HB 1050 (Louisiana, 2026) – Summary of Commercial Driver’s License Provisions
Purpose
- The bill amends and reenacts certain age-dependent requirements for commercial driver’s licenses (CDLs) and relaxes some license restrictions to reflect intrastate and interstate operations, as well as certain testing/endorsement rules. It also repeals a former intrastate vision waiver requirement.
Key Provisions and Changes
1) Age requirements for licenses
- Replaces specific age references with a general “older” standard across CDL classifications.
- Intrastate operation: A CDL for intrastate commercial motor vehicle operation (i.e., within Louisiana) would be issued to an individual 18 years of age or older.
- Interstate operation and Hazardous Materials (HazMat) endorsements: A CDL for interstate commerce or a HazMat endorsement would be issued only to a person 21 years of age or older.
- Mirrors federal age requirements noted in the Commercial Motor Vehicle Safety Act of 1986 and related federal regulations.
2) Driver’s license age-related attestations for Class E
- Present law requires an 18+ applicant (or a parent/guardian of a 17-year-old applicant) for Class E to provide a signed statement confirming 50 hours of supervised driving (with at least 15 nighttime hours; at least 21+ parent/adult). If a 17-year-old is emancipated, the applicant provides the attestation personally.

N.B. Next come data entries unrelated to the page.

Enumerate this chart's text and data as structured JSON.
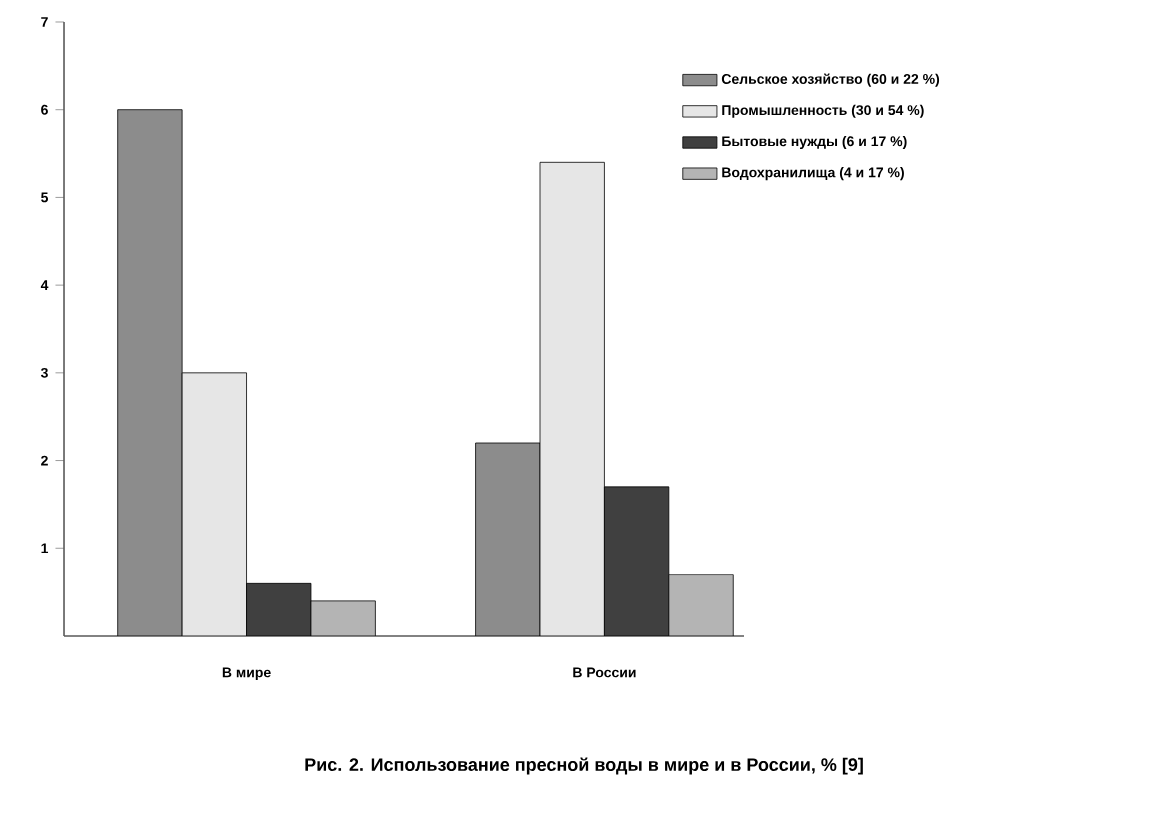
{
  "chart_data": {
    "type": "bar",
    "title": "Рис. 2. Использование пресной воды в мире и в России, % [9]",
    "categories": [
      "В мире",
      "В России"
    ],
    "series": [
      {
        "name": "Сельское хозяйство (60 и 22 %)",
        "color": "#8c8c8c",
        "values": [
          6,
          2.2
        ]
      },
      {
        "name": "Промышленность (30 и 54 %)",
        "color": "#e6e6e6",
        "values": [
          3,
          5.4
        ]
      },
      {
        "name": "Бытовые нужды (6 и 17 %)",
        "color": "#404040",
        "values": [
          0.6,
          1.7
        ]
      },
      {
        "name": "Водохранилища (4 и 17 %)",
        "color": "#b4b4b4",
        "values": [
          0.4,
          0.7
        ]
      }
    ],
    "ylim": [
      0,
      7
    ],
    "yticks": [
      1,
      2,
      3,
      4,
      5,
      6,
      7
    ],
    "legend": "top right"
  }
}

- The proposed changes maintain the attestation requirement but adjust references to age “older” rather than the specific 18/17 framework.

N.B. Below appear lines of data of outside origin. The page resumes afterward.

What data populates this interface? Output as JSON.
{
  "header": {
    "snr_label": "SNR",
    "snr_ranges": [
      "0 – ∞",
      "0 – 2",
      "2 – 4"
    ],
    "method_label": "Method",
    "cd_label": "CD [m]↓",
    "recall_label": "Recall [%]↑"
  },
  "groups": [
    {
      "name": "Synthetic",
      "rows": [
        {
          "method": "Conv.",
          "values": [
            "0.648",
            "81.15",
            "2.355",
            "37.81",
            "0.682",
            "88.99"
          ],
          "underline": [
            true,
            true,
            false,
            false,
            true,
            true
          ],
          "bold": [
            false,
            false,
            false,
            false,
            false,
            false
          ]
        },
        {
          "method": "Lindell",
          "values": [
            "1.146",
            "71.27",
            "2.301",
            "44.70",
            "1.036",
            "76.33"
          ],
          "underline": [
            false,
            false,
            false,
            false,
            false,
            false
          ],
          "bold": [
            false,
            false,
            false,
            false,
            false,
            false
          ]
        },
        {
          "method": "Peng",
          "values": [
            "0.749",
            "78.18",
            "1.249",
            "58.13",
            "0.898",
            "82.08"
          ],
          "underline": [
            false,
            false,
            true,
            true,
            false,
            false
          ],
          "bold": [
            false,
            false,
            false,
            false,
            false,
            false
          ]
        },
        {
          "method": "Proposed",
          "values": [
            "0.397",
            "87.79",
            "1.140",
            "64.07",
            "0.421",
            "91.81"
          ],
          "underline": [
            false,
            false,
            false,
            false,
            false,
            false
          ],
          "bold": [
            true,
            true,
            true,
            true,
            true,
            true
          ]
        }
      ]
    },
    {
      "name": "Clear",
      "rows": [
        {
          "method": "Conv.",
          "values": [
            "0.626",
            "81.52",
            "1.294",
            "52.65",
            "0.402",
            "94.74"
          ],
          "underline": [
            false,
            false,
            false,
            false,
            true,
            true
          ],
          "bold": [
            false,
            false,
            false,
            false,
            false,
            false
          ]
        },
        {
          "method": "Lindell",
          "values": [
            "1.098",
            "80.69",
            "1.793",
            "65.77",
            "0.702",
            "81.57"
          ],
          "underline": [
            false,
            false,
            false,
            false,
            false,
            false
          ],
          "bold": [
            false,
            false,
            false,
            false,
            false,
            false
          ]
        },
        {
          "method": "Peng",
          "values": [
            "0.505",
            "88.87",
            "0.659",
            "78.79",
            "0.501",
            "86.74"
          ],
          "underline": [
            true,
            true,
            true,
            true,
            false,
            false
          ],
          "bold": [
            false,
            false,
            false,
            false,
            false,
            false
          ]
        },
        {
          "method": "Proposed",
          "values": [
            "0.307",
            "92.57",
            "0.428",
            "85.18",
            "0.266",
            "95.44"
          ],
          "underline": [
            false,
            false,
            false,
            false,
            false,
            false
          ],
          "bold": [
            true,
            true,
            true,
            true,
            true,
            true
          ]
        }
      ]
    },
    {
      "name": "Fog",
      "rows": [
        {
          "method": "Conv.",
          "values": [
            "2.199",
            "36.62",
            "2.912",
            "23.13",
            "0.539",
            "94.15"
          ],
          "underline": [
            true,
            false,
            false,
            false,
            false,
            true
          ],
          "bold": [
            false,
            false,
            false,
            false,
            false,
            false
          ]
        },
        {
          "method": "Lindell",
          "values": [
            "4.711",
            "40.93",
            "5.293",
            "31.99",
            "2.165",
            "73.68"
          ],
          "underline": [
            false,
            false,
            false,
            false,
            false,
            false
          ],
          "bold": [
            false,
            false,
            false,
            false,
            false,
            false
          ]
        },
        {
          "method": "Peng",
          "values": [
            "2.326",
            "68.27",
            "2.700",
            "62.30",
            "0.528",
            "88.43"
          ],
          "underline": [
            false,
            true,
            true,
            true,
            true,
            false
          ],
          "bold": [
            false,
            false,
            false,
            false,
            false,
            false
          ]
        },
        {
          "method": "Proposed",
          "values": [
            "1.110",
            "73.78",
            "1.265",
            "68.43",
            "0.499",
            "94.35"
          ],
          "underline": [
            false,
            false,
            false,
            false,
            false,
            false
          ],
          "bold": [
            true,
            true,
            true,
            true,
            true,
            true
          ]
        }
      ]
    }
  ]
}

3) CDL testing and restrictions (Class A)
- Present law imposes restrictions on testing for Class A: if testing in a vehicle not a tractor-trailer (eighteen-wheeler), the license carries a restriction prohibiting tractor-trailer operation; lifting the restriction requires a separate Class A skills test in a tractor-trailer.

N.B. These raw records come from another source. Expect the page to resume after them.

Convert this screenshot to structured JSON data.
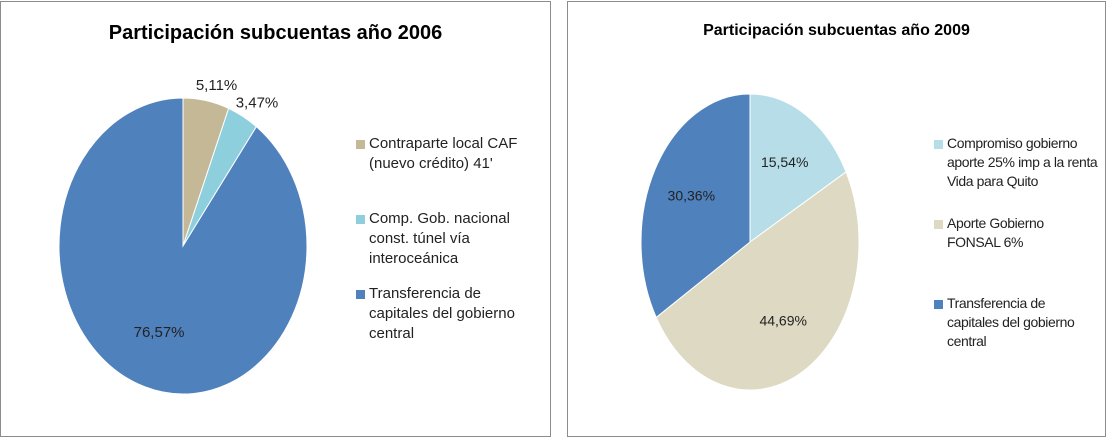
{
  "chart_data": [
    {
      "type": "pie",
      "title": "Participación subcuentas año 2006",
      "categories": [
        "Contraparte local CAF (nuevo crédito) 41'",
        "Comp. Gob. nacional const. túnel vía interoceánica",
        "Transferencia de capitales del gobierno central"
      ],
      "values": [
        5.11,
        3.47,
        76.57
      ],
      "value_labels": [
        "5,11%",
        "3,47%",
        "76,57%"
      ],
      "colors": [
        "#c4b896",
        "#8ecfdd",
        "#4f81bd"
      ]
    },
    {
      "type": "pie",
      "title": "Participación subcuentas año 2009",
      "categories": [
        "Compromiso gobierno aporte 25% imp a la renta Vida para Quito",
        "Aporte Gobierno FONSAL 6%",
        "Transferencia de capitales del gobierno central"
      ],
      "values": [
        15.54,
        44.69,
        30.36
      ],
      "value_labels": [
        "15,54%",
        "44,69%",
        "30,36%"
      ],
      "colors": [
        "#b7dde8",
        "#ddd9c3",
        "#4f81bd"
      ]
    }
  ]
}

- Proposed law relaxes this: the restriction on tractor-trailer operation for non-tractor-trailer vehicles would be removed unless the applicant specifically takes a tractor-trailer skills test. It also removes the old minimum 26,001 lb threshold defining the tractor portion, allowing broader eligibility for tractor-trailer testing.
- Maintains the restriction related to a pintle hook or non-fifth-wheel connections, but lifts the restriction only after a successful fifth-wheel, Class A skills test.
4) CDL classes C, D, and E and vehicle definitions
- Present law defines the scope of Classes C, D, and E, including vehicles over 26,001 lbs and those towing up to 10,000 lbs, and defines a “straight vehicle.”
- Proposed law adds gross vehicle weight into the scope and removes the explicit “straight vehicle” definition.
- This broadens or reframes which vehicles fall under these classes and endorsements.
5) Vision requirements (intrastate waivers)
- Present law sets minimum vision requirements for intrastate (waiver) drivers.
- Proposed law repeals these vision minimum requirements (removing the intrastate waiver vision standard from statute).
Effective timeline
- The act is pending, with provisions to be adopted through the normal regulatory process (Administrative Procedure Act) and subject to federal alignment.
Who is affected
- CDL applicants and holders in Louisiana, including those seeking intrastate vs. interstate/CDL with HazMat endorsements.
- Parents/guardians involved in attestation for teen driver training.
- Training/testing programs and licensing offices administering CDL tests and waivers.
Overall impact
- Lowers some age-related barriers for intrastate CDL issuance (18+), while maintaining stricter age thresholds for interstate/HazMat roles (21+).
- Expands testing options for Class A by reducing automatic restrictions when testing for tractor-trailer operation.
- Removes the intrastate vision waiver requirement, potentially tightening or redefining waiver availability.